Kassen wollen Möglichkeiten nutzen

Viele Kassen haben bereits angekündigt, von den neuen Möglichkeiten Gebrauch machen zu wollen. Vorrangig geht es dabei um Selbstbehalt- und Kostenrückerstattungstarife. Die AOK Bayern kündigte bereits Ende Februar an, zum 1. April nach Einkommen gestaffelte Selbstbehalttarife mit einem Bonus von bis zu 500 Euro anzubieten. Geplant seien zudem Kostenerstattungs- und Zuwahltarife für bestimmte Arzneimittel. Auch die Kaufmännische Krankenkasse KKH ließ vergangene Woche verlauten, dass sie am 1. April mit einkommensgestaffelten Selbstbehalttarifen und Beitragsrückzahlungen starten will. Der KKH-Vorstandsvorsitzende Ingo Kailuweit kündigte "Aktiv-Tarife" an, die Selbstbehalttarife mit einem Gesundheitsbonus für gesundheitsbewusstes Handeln verbinden. Je nach Einkommen könnten KKH-Versicherte so bis zu 500 Euro jährlich sparen. Auch die Techniker Krankenkasse (TK) will kräftig mitmischen. Wie die "Frankfurter Allgemeine Sonntagszeitung" (Ausgabe vom 18. März) berichtete, plant sie Selbstbehalttarife, die eine maximale Rückerstattung von 600 Euro vorsehen, wenn ein Selbstbehalt von 960 Euro vereinbart wird. Zudem lasse sie prüfen, ob auch eine Rückerstattung von bis zu 900 Euro möglich wäre. Die hohen Maximal-Erstattungen der Kassen sollen aber offenbar nur freiwilligen Mitgliedern gezahlt werden. Für Pflichtversicherte werden die Summen geringer ausfallen, da auch ihre einkommensabhängig vereinbarten Selbstbehalte niedriger sein werden.

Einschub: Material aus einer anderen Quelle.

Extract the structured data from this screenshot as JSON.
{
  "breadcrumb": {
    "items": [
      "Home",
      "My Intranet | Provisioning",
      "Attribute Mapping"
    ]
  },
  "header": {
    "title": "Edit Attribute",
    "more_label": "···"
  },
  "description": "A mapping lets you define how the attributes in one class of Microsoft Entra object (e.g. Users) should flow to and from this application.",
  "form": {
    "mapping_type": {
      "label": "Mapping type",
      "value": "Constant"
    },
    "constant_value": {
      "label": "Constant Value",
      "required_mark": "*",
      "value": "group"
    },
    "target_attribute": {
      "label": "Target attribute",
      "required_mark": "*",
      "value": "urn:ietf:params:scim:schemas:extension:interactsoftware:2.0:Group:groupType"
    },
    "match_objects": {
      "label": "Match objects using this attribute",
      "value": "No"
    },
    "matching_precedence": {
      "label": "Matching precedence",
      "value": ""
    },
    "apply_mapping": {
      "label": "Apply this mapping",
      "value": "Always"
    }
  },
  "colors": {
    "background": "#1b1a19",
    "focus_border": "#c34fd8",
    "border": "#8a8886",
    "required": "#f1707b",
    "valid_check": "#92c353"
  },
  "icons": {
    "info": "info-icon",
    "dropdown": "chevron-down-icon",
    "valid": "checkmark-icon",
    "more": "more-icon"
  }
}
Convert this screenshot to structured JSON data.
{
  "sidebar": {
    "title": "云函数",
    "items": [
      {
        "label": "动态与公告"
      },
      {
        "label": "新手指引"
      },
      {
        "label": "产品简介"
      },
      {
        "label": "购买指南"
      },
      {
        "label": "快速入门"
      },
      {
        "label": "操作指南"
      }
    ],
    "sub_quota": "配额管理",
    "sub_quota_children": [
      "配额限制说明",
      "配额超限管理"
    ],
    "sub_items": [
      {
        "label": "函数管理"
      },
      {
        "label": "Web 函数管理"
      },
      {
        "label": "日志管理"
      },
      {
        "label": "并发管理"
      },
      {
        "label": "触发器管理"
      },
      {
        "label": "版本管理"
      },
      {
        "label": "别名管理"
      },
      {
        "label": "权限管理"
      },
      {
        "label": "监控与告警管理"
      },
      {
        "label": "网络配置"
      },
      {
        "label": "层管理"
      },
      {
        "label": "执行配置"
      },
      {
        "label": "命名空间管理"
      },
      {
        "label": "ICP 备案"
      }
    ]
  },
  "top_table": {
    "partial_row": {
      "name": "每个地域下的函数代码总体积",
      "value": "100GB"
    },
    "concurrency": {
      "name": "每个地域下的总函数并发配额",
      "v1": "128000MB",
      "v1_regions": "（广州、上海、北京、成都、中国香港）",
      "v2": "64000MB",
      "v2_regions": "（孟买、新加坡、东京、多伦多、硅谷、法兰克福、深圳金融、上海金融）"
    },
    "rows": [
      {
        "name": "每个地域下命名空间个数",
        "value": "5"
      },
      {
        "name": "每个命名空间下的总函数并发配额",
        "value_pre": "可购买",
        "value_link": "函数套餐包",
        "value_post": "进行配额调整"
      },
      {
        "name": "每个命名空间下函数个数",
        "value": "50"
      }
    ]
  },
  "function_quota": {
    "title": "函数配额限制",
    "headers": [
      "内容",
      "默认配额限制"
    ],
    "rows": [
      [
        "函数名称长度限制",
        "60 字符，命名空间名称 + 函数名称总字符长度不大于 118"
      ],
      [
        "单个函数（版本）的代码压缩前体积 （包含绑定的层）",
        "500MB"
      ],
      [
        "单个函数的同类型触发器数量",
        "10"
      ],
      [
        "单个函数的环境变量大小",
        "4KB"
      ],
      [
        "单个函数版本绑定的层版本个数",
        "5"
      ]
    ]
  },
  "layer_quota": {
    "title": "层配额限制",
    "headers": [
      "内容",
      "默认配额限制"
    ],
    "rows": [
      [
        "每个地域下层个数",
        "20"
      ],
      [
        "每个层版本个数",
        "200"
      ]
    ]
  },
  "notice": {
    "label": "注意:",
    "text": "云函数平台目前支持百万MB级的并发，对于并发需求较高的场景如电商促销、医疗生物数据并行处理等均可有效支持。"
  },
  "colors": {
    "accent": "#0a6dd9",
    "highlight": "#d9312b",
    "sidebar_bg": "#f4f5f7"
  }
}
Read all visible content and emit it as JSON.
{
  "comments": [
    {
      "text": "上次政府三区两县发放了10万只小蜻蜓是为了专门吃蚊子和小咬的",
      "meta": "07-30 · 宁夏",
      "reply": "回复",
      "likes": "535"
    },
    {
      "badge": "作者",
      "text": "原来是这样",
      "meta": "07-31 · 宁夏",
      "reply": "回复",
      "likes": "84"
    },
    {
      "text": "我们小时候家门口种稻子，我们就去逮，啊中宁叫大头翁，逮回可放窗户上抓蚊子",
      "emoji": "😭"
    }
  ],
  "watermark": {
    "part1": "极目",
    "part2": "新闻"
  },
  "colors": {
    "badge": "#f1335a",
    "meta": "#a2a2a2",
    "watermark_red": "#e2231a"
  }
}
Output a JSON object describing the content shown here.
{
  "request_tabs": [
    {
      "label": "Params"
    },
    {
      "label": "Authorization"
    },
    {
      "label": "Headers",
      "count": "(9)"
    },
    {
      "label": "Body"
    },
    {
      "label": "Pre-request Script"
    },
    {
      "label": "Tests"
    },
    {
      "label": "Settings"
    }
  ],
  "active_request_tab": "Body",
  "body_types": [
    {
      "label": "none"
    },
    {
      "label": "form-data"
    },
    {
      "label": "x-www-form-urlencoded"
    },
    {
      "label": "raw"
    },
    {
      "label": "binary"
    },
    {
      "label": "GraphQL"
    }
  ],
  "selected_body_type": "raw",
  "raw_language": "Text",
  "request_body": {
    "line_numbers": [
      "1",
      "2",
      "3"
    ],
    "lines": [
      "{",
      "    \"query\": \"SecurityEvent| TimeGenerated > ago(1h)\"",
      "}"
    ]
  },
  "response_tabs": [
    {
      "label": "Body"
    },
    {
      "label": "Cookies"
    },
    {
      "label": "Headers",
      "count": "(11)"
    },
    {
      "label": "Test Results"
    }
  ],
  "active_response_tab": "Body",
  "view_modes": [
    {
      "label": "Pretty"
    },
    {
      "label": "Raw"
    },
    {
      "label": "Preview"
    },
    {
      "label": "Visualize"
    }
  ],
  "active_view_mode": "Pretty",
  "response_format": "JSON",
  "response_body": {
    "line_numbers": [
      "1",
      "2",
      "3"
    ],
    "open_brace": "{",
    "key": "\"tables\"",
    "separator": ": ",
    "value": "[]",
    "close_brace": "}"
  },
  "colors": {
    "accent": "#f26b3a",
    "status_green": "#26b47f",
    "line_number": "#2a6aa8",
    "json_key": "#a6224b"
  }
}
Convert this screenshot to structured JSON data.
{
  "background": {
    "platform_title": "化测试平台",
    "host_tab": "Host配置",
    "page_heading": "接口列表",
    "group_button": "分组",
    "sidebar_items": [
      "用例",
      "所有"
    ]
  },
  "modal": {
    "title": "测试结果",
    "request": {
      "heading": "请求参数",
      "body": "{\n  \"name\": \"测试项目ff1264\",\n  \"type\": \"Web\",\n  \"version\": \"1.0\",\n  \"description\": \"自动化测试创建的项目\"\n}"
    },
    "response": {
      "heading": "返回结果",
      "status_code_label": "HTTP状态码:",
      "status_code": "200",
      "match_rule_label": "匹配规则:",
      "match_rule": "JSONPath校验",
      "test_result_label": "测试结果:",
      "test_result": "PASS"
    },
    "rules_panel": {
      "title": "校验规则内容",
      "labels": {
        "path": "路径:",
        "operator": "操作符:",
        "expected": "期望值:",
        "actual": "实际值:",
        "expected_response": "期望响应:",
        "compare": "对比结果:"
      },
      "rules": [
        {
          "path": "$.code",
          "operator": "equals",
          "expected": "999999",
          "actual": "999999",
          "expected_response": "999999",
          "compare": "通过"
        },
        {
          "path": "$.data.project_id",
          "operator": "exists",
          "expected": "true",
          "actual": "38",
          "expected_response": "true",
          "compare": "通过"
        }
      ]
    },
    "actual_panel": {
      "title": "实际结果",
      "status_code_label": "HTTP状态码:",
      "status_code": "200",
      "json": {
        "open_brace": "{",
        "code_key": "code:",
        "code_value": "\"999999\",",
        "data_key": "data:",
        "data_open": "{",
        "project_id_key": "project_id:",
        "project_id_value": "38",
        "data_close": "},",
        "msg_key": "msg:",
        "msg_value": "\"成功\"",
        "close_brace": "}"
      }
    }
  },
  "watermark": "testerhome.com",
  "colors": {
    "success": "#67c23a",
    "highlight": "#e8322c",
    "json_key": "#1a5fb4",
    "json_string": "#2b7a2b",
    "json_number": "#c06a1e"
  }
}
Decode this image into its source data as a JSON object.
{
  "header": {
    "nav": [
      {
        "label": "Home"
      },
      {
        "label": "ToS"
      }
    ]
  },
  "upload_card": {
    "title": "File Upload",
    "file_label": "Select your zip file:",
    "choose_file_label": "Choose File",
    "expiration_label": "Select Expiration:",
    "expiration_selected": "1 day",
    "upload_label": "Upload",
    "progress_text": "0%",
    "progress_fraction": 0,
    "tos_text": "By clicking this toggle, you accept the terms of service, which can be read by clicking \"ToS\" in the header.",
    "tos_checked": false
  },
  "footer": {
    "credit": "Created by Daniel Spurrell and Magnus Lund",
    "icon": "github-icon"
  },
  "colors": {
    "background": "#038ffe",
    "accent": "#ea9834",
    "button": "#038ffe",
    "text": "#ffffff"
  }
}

Der BKK-Bundesverband warnte unterdessen vor voreiligen Tarifwechseln. Die neuen Tarifangebote sollten genau auf ihre Chancen und Risiken überprüft werden, ließ der Verband am 16. März verlauten. "Die ersten Angebote sind nicht automatisch die besten". Die Versicherten sollten bei ihrer Entscheidung vor allem bedenken, dass sie sich bei den freiwilligen Angeboten der Kassen für drei Jahre binden.